My experience with picking up a found object in the streets of Chicago is as exciting as combining it with other ones previously discovered. These remnants obviously forgotten by time and seasoned by the phases of nature have a particular attraction to me. Their unique color, texture and warped form, cries out to me for a rediscovery. I see so much beauty in these abandoned objects that I don’t paint them or do any intervention to change their patina. I attach commentary and sometimes humor to my titles to convey the newly assembled piece’s conceptual underpinnings, which examine socio-political ethics, mental health, beauty and sexuality.

Artist Bio

Michele Stutts is a Chicago-based, Black, contemporary fine artist. Born in Liverpool, UK, Stutts relocated with her family to the United States at the age of 11. Though her home in Liverpool was in the poor working class neighborhood of Toxteth, her new home on Chicago’s Southside seemed more impoverished and extremely segregated.
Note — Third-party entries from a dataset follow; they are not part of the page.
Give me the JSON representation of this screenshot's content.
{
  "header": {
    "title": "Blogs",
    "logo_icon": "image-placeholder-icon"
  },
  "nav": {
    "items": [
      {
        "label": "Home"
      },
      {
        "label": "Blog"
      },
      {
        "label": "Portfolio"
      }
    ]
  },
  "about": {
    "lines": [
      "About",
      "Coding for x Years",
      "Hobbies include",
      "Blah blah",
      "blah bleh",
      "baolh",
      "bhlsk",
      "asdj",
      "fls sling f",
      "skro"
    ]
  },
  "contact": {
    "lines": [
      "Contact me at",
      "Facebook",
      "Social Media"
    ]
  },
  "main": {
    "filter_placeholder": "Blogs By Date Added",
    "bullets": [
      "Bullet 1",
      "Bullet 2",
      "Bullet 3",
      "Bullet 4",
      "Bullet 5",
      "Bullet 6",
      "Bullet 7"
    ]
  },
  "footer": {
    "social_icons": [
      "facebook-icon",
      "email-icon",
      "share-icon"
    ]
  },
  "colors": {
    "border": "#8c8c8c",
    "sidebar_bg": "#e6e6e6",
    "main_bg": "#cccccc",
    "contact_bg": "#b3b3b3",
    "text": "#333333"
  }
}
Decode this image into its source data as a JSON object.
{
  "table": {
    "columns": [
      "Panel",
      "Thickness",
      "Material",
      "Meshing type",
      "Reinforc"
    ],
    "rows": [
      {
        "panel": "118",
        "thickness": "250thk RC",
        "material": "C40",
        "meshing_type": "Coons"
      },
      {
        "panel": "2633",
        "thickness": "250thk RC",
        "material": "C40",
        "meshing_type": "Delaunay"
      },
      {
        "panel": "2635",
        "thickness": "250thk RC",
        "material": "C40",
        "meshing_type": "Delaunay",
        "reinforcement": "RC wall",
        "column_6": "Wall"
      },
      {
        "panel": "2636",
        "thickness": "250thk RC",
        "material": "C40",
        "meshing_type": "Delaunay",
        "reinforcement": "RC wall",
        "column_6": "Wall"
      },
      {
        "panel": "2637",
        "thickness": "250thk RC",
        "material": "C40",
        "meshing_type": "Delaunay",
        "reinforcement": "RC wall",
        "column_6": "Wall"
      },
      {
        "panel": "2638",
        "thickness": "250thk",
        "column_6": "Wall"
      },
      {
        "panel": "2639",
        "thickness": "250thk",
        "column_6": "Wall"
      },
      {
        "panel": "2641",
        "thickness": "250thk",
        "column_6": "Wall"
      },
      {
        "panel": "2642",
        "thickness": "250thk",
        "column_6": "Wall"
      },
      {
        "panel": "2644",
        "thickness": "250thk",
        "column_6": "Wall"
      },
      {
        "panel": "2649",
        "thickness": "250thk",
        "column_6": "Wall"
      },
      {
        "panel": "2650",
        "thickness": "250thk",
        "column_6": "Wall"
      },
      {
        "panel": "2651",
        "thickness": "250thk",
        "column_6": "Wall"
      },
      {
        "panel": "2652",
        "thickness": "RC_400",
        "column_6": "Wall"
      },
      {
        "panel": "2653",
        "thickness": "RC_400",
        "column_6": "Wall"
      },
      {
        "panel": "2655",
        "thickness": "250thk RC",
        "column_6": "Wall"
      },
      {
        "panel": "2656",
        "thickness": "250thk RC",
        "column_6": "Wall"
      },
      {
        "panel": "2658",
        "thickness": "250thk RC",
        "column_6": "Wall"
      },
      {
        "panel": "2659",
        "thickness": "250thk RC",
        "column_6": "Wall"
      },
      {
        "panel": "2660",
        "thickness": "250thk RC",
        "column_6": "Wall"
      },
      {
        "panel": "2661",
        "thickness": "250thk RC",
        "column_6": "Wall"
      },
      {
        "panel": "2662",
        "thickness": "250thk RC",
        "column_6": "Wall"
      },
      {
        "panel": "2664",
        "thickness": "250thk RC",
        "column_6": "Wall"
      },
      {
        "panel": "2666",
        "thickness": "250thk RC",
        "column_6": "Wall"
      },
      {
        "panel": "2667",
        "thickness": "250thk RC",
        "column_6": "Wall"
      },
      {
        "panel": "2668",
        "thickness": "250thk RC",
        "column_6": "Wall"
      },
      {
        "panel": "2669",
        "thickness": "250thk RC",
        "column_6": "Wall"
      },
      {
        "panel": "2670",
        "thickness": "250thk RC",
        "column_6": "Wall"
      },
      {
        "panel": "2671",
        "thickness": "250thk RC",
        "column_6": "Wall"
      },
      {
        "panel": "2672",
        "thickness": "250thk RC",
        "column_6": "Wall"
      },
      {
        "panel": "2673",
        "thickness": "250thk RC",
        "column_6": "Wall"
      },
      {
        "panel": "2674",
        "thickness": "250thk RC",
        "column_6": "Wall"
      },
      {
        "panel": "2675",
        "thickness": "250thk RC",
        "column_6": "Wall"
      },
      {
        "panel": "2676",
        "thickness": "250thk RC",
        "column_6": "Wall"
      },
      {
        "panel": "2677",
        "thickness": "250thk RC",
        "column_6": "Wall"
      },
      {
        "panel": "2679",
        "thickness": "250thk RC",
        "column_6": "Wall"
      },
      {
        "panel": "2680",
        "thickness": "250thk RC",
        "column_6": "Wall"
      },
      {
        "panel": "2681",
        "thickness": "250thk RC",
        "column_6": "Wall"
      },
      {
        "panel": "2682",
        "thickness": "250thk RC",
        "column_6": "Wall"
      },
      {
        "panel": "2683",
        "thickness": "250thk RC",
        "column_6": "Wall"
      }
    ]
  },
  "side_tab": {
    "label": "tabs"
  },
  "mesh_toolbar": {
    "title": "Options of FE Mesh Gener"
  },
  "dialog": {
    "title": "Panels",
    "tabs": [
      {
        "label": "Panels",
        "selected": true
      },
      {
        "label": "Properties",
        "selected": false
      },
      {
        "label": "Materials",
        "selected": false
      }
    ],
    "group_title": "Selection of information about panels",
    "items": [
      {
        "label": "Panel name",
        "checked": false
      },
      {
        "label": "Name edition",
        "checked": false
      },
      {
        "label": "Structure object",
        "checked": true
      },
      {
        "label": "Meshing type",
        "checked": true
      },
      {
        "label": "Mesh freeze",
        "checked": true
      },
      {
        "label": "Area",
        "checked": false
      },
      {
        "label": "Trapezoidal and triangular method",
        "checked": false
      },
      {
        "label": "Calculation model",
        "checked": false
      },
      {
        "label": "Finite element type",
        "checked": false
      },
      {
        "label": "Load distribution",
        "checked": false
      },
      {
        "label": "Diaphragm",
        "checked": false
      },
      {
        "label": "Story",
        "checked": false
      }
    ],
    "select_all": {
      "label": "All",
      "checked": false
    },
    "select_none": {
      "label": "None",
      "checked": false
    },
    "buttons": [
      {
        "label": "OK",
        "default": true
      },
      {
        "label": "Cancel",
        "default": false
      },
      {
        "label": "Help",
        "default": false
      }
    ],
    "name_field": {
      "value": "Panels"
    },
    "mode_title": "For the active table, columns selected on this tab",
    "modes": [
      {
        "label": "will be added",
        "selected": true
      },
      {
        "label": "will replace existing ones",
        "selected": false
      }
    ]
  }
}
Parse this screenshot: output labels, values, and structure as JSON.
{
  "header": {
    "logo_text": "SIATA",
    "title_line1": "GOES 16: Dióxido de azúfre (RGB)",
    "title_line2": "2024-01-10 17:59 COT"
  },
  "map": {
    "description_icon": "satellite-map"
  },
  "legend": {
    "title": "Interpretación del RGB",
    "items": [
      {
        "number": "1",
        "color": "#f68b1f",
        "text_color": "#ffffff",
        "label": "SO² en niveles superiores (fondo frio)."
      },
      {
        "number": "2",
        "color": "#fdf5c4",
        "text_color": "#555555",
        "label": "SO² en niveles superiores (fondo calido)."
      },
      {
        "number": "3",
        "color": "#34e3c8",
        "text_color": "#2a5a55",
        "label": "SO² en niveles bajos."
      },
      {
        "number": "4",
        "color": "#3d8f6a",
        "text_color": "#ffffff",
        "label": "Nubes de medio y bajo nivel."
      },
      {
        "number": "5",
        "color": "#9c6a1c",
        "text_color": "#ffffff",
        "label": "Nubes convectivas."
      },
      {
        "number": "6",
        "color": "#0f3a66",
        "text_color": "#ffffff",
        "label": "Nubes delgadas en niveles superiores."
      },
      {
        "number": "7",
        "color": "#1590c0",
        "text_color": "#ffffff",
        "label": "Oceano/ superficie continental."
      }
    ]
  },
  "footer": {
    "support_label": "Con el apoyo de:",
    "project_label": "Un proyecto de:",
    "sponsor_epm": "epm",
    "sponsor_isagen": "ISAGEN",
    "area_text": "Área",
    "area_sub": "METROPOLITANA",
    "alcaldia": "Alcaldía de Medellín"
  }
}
The culture shock this caused greatly influenced how Stutts sees the world and the socio-political themes behind much of her artwork.

She received her BFA from Chicago State University and earned her MFA from Columbia College in Chicago. While a local and active member of ARC Gallery and Educational Foundation since 1991, Stutts has exhibited her work nationally and internationally. She’s been teaching at the American Academy of Art College since 1990.

Stutts has worked with multiple mediums across the visual art spectrum, but has spent the past decade creating assemblages with found objects. Though the items used in her work are worn, broken, rusted and warped, they often add humor to pieces meant to address issues concerning beauty, mental health, poverty and sexuality.